Woody Allen’s latest feature film, Irrational Man, turns on moral quandaries and dilemmas. Now playing in theaters, it stars Joaquin Phoenix as a depressed professor of philosophy, Emma Stone as his infatuated student and Parker Posey as her older romantic rival.
Allen, in this thoughtful movie about the frailties of the human condition, focuses on a supposedly reasonable man who risks his freedom to avenge what he claims is a miscarriage of justice.
Abe Lucas (Phoenix), an academic of originality whose reputation precedes him, arrives in Braylin College, an East Coast institution, to teach a summer course. His colleagues are eager to befriend him, but Lucas — an unconventional person who thinks that much of philosophy is “verbal masturbation” and “bullshit” — prefers to keep his distance.

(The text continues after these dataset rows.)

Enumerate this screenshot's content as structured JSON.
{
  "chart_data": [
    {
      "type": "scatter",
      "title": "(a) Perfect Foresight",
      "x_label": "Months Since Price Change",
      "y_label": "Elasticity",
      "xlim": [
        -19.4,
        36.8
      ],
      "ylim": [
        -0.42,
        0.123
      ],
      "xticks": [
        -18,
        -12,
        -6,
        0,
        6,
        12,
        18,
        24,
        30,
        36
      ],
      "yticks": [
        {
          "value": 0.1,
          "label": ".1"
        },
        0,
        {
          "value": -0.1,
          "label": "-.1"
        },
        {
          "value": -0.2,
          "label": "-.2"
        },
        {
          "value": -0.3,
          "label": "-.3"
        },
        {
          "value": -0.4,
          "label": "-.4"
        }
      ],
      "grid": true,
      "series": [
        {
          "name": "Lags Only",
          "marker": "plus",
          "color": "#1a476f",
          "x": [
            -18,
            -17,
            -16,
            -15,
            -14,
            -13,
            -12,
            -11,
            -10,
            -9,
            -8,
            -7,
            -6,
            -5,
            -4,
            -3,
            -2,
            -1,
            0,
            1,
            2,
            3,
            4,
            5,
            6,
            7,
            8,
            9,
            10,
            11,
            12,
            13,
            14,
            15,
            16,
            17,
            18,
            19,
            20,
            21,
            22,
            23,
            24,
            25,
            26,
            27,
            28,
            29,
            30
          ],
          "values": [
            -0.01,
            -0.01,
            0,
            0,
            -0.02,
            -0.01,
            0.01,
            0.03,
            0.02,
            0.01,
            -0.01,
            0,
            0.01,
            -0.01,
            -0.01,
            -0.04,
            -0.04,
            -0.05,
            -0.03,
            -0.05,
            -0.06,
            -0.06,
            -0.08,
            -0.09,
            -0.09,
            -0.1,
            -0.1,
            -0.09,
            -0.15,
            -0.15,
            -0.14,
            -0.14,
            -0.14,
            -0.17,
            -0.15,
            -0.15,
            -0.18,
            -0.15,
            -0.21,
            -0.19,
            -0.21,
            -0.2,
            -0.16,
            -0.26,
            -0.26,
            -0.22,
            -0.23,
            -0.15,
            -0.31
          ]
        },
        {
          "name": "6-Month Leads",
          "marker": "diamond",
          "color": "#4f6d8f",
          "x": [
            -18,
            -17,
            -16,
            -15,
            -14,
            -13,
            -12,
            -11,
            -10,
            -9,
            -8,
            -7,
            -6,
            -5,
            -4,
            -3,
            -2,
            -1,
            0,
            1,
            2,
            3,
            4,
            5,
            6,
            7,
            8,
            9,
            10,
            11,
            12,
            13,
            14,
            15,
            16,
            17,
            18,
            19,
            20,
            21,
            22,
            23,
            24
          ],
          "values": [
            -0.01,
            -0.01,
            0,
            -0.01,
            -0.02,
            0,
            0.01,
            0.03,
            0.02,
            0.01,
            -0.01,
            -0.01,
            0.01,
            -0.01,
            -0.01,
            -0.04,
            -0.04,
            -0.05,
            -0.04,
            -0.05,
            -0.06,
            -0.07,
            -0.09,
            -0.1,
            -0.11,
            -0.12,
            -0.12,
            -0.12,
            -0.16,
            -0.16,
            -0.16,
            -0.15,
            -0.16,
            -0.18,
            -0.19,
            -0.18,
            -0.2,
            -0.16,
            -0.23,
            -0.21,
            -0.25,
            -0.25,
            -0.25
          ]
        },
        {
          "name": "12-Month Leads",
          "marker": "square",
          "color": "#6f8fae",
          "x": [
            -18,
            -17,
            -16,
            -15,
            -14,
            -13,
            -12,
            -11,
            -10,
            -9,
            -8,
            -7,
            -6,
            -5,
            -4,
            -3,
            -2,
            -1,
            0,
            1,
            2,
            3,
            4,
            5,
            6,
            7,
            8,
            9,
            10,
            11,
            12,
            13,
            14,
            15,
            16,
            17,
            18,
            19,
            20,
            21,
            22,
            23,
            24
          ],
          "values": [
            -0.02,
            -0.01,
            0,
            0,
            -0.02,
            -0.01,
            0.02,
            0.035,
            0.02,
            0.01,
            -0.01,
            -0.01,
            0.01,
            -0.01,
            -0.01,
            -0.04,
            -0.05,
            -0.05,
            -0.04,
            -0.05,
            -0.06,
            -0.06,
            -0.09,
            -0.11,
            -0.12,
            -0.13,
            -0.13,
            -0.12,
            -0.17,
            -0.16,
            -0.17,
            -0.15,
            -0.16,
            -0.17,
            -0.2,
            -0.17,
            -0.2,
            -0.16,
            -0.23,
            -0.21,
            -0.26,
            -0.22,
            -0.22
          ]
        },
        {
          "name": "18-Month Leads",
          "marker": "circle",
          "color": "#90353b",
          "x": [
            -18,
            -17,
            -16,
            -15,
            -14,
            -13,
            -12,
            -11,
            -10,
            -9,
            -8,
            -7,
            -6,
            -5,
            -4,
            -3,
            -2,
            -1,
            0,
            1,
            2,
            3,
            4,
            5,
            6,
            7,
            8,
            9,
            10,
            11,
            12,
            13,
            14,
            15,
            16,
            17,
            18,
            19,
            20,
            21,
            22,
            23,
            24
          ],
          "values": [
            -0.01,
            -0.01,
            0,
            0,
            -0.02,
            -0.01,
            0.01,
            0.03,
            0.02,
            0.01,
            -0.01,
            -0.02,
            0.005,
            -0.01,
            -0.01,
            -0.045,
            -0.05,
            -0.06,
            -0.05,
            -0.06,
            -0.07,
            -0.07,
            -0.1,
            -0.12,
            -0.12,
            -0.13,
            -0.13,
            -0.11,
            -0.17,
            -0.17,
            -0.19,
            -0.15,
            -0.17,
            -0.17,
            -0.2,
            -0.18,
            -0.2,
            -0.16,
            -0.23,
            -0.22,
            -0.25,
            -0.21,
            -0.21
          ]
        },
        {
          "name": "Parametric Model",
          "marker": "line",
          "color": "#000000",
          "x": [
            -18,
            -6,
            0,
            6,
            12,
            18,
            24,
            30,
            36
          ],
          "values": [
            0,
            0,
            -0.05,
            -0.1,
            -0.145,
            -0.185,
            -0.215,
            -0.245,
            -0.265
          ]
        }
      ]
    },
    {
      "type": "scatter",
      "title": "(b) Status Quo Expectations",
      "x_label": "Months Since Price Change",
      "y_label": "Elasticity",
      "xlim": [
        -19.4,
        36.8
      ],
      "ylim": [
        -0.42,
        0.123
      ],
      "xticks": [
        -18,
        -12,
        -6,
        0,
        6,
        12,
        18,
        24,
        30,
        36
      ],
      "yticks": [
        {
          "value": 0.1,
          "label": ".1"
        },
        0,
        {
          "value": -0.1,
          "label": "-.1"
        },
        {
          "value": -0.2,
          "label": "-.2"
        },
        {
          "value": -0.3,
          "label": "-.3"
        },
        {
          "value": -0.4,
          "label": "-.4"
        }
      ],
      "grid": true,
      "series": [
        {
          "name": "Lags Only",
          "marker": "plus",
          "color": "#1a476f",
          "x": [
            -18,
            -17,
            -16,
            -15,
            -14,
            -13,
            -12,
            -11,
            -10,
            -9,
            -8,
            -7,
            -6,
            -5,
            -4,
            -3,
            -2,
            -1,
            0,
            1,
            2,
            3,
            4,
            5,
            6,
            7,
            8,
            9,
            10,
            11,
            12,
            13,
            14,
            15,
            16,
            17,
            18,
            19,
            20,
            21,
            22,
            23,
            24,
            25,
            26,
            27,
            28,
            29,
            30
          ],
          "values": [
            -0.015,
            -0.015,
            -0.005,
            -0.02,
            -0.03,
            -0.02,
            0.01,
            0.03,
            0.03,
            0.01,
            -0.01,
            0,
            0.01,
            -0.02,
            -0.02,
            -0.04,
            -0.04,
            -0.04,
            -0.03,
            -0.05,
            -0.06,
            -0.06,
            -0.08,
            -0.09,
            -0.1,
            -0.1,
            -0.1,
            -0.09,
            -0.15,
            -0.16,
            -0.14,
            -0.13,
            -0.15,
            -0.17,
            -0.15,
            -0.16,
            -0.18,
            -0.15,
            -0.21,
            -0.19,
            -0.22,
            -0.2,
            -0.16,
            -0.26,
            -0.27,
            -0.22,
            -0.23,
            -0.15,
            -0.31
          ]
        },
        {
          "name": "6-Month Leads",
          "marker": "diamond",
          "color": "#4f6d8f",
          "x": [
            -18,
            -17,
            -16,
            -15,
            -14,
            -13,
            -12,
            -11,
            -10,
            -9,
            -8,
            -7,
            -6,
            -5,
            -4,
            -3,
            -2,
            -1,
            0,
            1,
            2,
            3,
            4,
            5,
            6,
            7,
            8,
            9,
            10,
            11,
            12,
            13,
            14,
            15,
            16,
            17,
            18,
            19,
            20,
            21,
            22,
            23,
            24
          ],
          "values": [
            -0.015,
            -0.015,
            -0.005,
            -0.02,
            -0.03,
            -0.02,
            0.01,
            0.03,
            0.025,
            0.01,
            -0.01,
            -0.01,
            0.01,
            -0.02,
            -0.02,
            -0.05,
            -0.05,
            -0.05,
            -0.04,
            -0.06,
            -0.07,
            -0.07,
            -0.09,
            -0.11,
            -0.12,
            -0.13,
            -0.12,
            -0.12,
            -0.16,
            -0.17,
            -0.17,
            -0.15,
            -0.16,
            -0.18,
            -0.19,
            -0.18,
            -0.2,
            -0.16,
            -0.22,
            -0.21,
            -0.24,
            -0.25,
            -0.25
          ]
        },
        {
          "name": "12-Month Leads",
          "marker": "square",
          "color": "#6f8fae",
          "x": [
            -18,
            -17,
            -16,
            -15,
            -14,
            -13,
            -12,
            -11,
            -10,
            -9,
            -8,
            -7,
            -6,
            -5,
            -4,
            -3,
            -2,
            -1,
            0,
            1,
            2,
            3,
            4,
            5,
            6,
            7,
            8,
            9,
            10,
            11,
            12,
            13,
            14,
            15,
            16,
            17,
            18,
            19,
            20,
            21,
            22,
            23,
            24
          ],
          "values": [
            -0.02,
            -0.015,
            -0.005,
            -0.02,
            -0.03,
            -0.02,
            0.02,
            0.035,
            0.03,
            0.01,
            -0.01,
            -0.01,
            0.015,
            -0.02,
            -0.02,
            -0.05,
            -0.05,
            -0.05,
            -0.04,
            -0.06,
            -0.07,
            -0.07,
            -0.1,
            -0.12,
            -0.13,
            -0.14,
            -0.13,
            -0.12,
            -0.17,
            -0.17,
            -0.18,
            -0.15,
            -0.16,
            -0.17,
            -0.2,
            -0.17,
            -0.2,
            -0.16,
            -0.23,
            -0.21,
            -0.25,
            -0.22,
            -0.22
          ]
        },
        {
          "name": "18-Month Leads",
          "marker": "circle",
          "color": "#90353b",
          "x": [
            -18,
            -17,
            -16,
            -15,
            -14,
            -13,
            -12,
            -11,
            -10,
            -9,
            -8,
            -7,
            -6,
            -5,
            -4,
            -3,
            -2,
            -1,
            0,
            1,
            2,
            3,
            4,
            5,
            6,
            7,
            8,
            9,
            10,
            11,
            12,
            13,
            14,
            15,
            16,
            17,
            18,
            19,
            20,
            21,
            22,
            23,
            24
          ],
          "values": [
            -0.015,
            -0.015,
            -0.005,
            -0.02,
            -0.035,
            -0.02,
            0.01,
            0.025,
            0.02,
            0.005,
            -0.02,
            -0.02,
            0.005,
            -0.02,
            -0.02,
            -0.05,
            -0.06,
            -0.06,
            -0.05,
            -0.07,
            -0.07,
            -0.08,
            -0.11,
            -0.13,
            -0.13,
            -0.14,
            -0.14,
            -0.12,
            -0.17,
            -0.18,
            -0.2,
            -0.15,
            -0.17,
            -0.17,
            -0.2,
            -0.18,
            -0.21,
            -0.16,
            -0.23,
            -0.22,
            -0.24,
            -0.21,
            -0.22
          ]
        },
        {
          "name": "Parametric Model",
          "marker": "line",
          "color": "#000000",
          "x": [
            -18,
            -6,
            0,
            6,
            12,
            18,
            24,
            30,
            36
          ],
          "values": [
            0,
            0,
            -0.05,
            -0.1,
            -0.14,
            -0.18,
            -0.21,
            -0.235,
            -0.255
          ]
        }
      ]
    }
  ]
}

Jill (Stone), a winsome student who finds him brilliant, fascinating and vulnerable, penetrates his jaded, world-weary and cynical veneer. Much to her boyfriend’s annoyance, she goes on about him ad infinitum.
Rita (Posey), a middle-aged professor who’s trapped in a bad marriage, also comes on to Lucas, claiming he needs a muse. Lucas, who’s in a semi-catatonic state most of the time, tries to keep Rita at bay. Posey is the personification of a mature woman who seeks one last fling before she settles down for good. In short order, Rita seduces him, only to discover that even Viagra might not be useful in this situation.
Lucas, a heavy drinker, is weighed down by a writer’s block, a condition that prevents him from finishing a book on the pro-Nazi German philosopher Martin Heidegger.
Looking invariably sad, forlorn and distracted, Phoenix projects angst and soulfulness on a level few actors can match.
Smitten by Lucas, Jill offers to get his “creative juices” flowing. Resisting her advances, Lucas advises her not to break up with her boyfriend, Roy. Jill counters by saying that she does not have an “exclusive commitment” to Roy (Jamie Blackley).
Stone, alluring and captivating as usual, acquits herself admirably in this role.
The thematic heart of the film emerges in a brief scene during which Lucas overhears a conversation in a restaurant. Sitting with a few friends in a booth, a woman complains that a local judge has made life difficult for her. Lucas, feeling sorry for the woman, resolves to help her. “He’s a roach who should be stamped out,” he declares in reference to the judge
Armed with a sense of purpose, Lucas suddenly feels invigorated, relaxed, happy and sexually potent. His transformation is nothing short of amazing, but seems contrived.
Lucas’ resolve to act on his impulses enmeshes Jill and Rita in a web of gossipy speculation and deceit. Jill, in particular, is tormented by the question whether morality should trump her loyalty to Lucas.
The movie, Allen’s 45th, bogs down three-quarters of the way through, weighed down by the minutiae of Rita’s musings and Jill’s torment, but it picks up momentum as the denouement draws closer.
Irrational Man is by no means his finest film, but it’s entertaining enough and the issues it raises are vexing.